Parents Confront School Officials over Revson Field

Roughly two dozen parents of Weston athletes confronted school district officials and the Board of Education at the board’s April 29 meeting. The ten or so who spoke were unsparing in their criticism of the district’s maintenance of Revson Field and other baseball and softball diamonds.

The problems at Revson are most acute. As the season approached, the field was an unplayable swamp. Athletes could not practice, and when the spring schedule began, many home games had to be relocated to fields in other towns.

The problems are also long in the making. They appear to have existed from the beginning, when the field was built more than fifteen years ago. This year, past and current mistakes and oversights overcame events, and the school district, which did not build the field but has maintained it since 2011, dropped the ball. This according to Superintendent Dr. William McKersie, who told us in March: “We blew it. We failed the students, and we have to fix it.”

At the beginning of Monday night’s Board meeting (after a more pleasant presentation of honors to outstanding students and athletes) Finance Director Richard Rudl, who appears to have assumed management of school grounds during the prolonged leave of the facilities director, gave a status report of why conditions are so bad at Revson and what is being done.

Mr. Rudl said the field was poorly constructed and improperly sloped. He added that the maintenance staff has been cut in half, down to two workers after a termination and an injury to a groundskeeper. He said this year the problems were compounded by heavier-than-usual rains over the past several months.

A History of Woes

All of this is true. As we understand it, the field was built on ground that was not properly excavated, leading to persistent drainage problems. We are told that the layout of the diamond had to be changed when it was discovered the sun would be in the eyes of batters. When it was re-oriented, so was the drainage pattern, now running directly into the infield. Some years ago, the field’s soil was found to contain glass, a danger to players, leading to a costly replacement, but no improvements to the basic structure.

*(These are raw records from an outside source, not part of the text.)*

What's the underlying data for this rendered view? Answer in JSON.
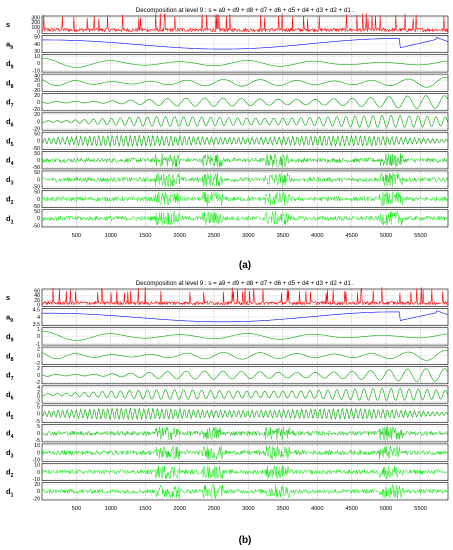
{
  "chart_data": [
    {
      "type": "line",
      "caption": "(a)",
      "title": "Decomposition at level 9 : s = a9 + d9 + d8 + d7 + d6 + d5 + d4 + d3 + d2 + d1 .",
      "xlim": [
        0,
        5900
      ],
      "x_ticks": [
        "500",
        "1000",
        "1500",
        "2000",
        "2500",
        "3000",
        "3500",
        "4000",
        "4500",
        "5000",
        "5500"
      ],
      "grid": true,
      "rows": [
        {
          "label": "s",
          "sub": "",
          "color": "#ff0000",
          "ticks": [
            "300",
            "200",
            "100",
            "0"
          ],
          "kind": "spiky",
          "freq": 0,
          "amp": 0.95
        },
        {
          "label": "a",
          "sub": "9",
          "color": "#0000ff",
          "ticks": [
            "50",
            "40",
            "30"
          ],
          "kind": "approx",
          "freq": 0,
          "amp": 0.9
        },
        {
          "label": "d",
          "sub": "9",
          "color": "#00aa00",
          "ticks": [
            "10",
            "0",
            "-10"
          ],
          "kind": "wave",
          "freq": 6,
          "amp": 0.6
        },
        {
          "label": "d",
          "sub": "8",
          "color": "#00aa00",
          "ticks": [
            "40",
            "20",
            "0",
            "-20"
          ],
          "kind": "wave",
          "freq": 11,
          "amp": 0.7
        },
        {
          "label": "d",
          "sub": "7",
          "color": "#00aa00",
          "ticks": [
            "20",
            "0",
            "-20"
          ],
          "kind": "wave",
          "freq": 22,
          "amp": 0.75
        },
        {
          "label": "d",
          "sub": "6",
          "color": "#00aa00",
          "ticks": [
            "20",
            "0",
            "-20"
          ],
          "kind": "wave",
          "freq": 45,
          "amp": 0.75
        },
        {
          "label": "d",
          "sub": "5",
          "color": "#00aa00",
          "ticks": [
            "50",
            "0",
            "-50"
          ],
          "kind": "wave",
          "freq": 90,
          "amp": 0.75
        },
        {
          "label": "d",
          "sub": "4",
          "color": "#00cc00",
          "ticks": [
            "50",
            "0",
            "-50"
          ],
          "kind": "noise",
          "freq": 0,
          "amp": 0.8
        },
        {
          "label": "d",
          "sub": "3",
          "color": "#00dd00",
          "ticks": [
            "50",
            "0",
            "-50"
          ],
          "kind": "noise",
          "freq": 0,
          "amp": 0.8
        },
        {
          "label": "d",
          "sub": "2",
          "color": "#00ee00",
          "ticks": [
            "50",
            "0",
            "-50"
          ],
          "kind": "noise",
          "freq": 0,
          "amp": 0.8
        },
        {
          "label": "d",
          "sub": "1",
          "color": "#00ee00",
          "ticks": [
            "50",
            "0",
            "-50"
          ],
          "kind": "noise",
          "freq": 0,
          "amp": 0.8
        }
      ]
    },
    {
      "type": "line",
      "caption": "(b)",
      "title": "Decomposition at level 9 : s = a9 + d9 + d8 + d7 + d6 + d5 + d4 + d3 + d2 + d1 .",
      "xlim": [
        0,
        5900
      ],
      "x_ticks": [
        "500",
        "1000",
        "1500",
        "2000",
        "2500",
        "3000",
        "3500",
        "4000",
        "4500",
        "5000",
        "5500"
      ],
      "grid": true,
      "rows": [
        {
          "label": "s",
          "sub": "",
          "color": "#ff0000",
          "ticks": [
            "60",
            "40",
            "20",
            "0"
          ],
          "kind": "spiky",
          "freq": 0,
          "amp": 0.9
        },
        {
          "label": "a",
          "sub": "9",
          "color": "#0000ff",
          "ticks": [
            "4.5",
            "4",
            "3.5"
          ],
          "kind": "approx",
          "freq": 0,
          "amp": 0.85
        },
        {
          "label": "d",
          "sub": "9",
          "color": "#00aa00",
          "ticks": [
            "1",
            "0",
            "-1"
          ],
          "kind": "wave",
          "freq": 6,
          "amp": 0.6
        },
        {
          "label": "d",
          "sub": "8",
          "color": "#00aa00",
          "ticks": [
            "2",
            "0",
            "-2"
          ],
          "kind": "wave",
          "freq": 11,
          "amp": 0.7
        },
        {
          "label": "d",
          "sub": "7",
          "color": "#00aa00",
          "ticks": [
            "2",
            "0",
            "-2"
          ],
          "kind": "wave",
          "freq": 22,
          "amp": 0.75
        },
        {
          "label": "d",
          "sub": "6",
          "color": "#00aa00",
          "ticks": [
            "4",
            "2",
            "0",
            "-2"
          ],
          "kind": "wave",
          "freq": 45,
          "amp": 0.75
        },
        {
          "label": "d",
          "sub": "5",
          "color": "#00aa00",
          "ticks": [
            "5",
            "0",
            "-5"
          ],
          "kind": "wave",
          "freq": 90,
          "amp": 0.75
        },
        {
          "label": "d",
          "sub": "4",
          "color": "#00cc00",
          "ticks": [
            "5",
            "0",
            "-5"
          ],
          "kind": "noise",
          "freq": 0,
          "amp": 0.8
        },
        {
          "label": "d",
          "sub": "3",
          "color": "#00dd00",
          "ticks": [
            "10",
            "0",
            "-10"
          ],
          "kind": "noise",
          "freq": 0,
          "amp": 0.8
        },
        {
          "label": "d",
          "sub": "2",
          "color": "#00ee00",
          "ticks": [
            "10",
            "0",
            "-10"
          ],
          "kind": "noise",
          "freq": 0,
          "amp": 0.8
        },
        {
          "label": "d",
          "sub": "1",
          "color": "#00ee00",
          "ticks": [
            "20",
            "0",
            "-20"
          ],
          "kind": "noise",
          "freq": 0,
          "amp": 0.8
        }
      ]
    }
  ]
}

Meanwhile, it has been quite rainy. Connecticut rainfall in 2018 was at record highs. During one four-month period late in the year, it was 50 percent above average. This does not appear likely to change. The National Weather Service tells us the state’s annual rainfall has steadily increased for the past several decades. The National Oceanic and Atmospheric Administration (NOAA) expects it to continue to climb.

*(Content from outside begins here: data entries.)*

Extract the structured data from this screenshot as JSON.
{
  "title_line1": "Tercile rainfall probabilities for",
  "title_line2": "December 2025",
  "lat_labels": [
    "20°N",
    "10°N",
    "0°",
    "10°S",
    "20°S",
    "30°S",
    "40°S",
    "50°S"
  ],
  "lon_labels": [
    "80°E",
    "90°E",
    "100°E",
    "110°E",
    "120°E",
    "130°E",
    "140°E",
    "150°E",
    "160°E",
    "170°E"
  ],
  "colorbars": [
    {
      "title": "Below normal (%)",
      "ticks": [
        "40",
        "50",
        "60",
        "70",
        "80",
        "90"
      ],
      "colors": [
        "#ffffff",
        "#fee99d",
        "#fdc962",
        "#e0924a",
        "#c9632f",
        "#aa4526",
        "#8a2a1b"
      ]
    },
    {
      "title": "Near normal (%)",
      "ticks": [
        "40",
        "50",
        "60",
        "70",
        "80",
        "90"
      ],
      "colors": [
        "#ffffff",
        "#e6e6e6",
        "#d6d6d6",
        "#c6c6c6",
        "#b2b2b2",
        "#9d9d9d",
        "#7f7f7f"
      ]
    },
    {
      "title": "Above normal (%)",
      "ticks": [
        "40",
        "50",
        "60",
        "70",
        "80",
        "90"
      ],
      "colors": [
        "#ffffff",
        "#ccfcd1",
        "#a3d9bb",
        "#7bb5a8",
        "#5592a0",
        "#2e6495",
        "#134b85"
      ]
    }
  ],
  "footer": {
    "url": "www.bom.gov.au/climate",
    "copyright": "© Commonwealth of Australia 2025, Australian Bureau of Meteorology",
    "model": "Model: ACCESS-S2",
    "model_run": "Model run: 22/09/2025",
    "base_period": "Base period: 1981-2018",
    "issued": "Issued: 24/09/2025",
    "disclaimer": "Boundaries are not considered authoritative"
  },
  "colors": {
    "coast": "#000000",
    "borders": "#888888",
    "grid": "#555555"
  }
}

This leaves the question of what to do.

In early April, the school district awarded an emergency $130 thousand contract to a landscaping service to make the fields playable, maintain them through November, and close them properly. (The fields were neither properly closed last year nor properly opened this.)

A few days into the contract, the service informed the administration that it could not perform the task to professional standards because nothing short of total reconstruction would do the job. Two days later, the work was given to another firm, which now maintains all fields on campus. Judging from comments by the Superintendent at the meeting, it appears the expectation is that this work will continue to be contracted out going forward.

We understand the district would be happy to have the Town, specifically Parks and Recreation, take over field management. It is not at all clear the move would be cost effective, not does it seem Parks and Recreation is particularly eager to have Revson back on its plate.

Several parents have told us they hope, and some urged at the meeting, that funds be allocated to rebuild Revson. Some seem to believe money is already in the budget. It is not. The cost would greatly exceed $1 million, and the budget for capital improvements is already tight. It will be under great pressure in future years. There also appears to be little hope that an investment will be made anytime soon to install a turf field, short of a community fundraising effort. This too would likely also cost over $1 million, and would seem to require reconstruction to begin with.

Several parents have also told us they worry current maintenance measures are mere bandaids that won’t hold. It is a frustrating situation, and anger was in the air at the Board meeting.

“You failed us,” said one, speaking both to the Board and to district officials. “How do we know this won’t happen again?” “It falls on your shoulders,” one told Dr. McKersie. Another called for his resignation.

One warned school officials not to neglect Little League, saying Weston is one of the few towns not losing registrations, and is having great success, having won the district championship for the first time last year.

Parents of softball players were particularly irate, saying the girls feel like second class citizens, the sport does not get its fair share of resources, equipment is lacking and installed wrong when it arrives, and that communication about fields and schedules is woeful.

“It isn’t just about the fields,” concluded one parent. “It’s about competence, and a culture of unaccountability.”

Public comment periods at Board of Education meetings, except for hearings, run one direction. The public speaks, Board members and school officials listen. They do not reply.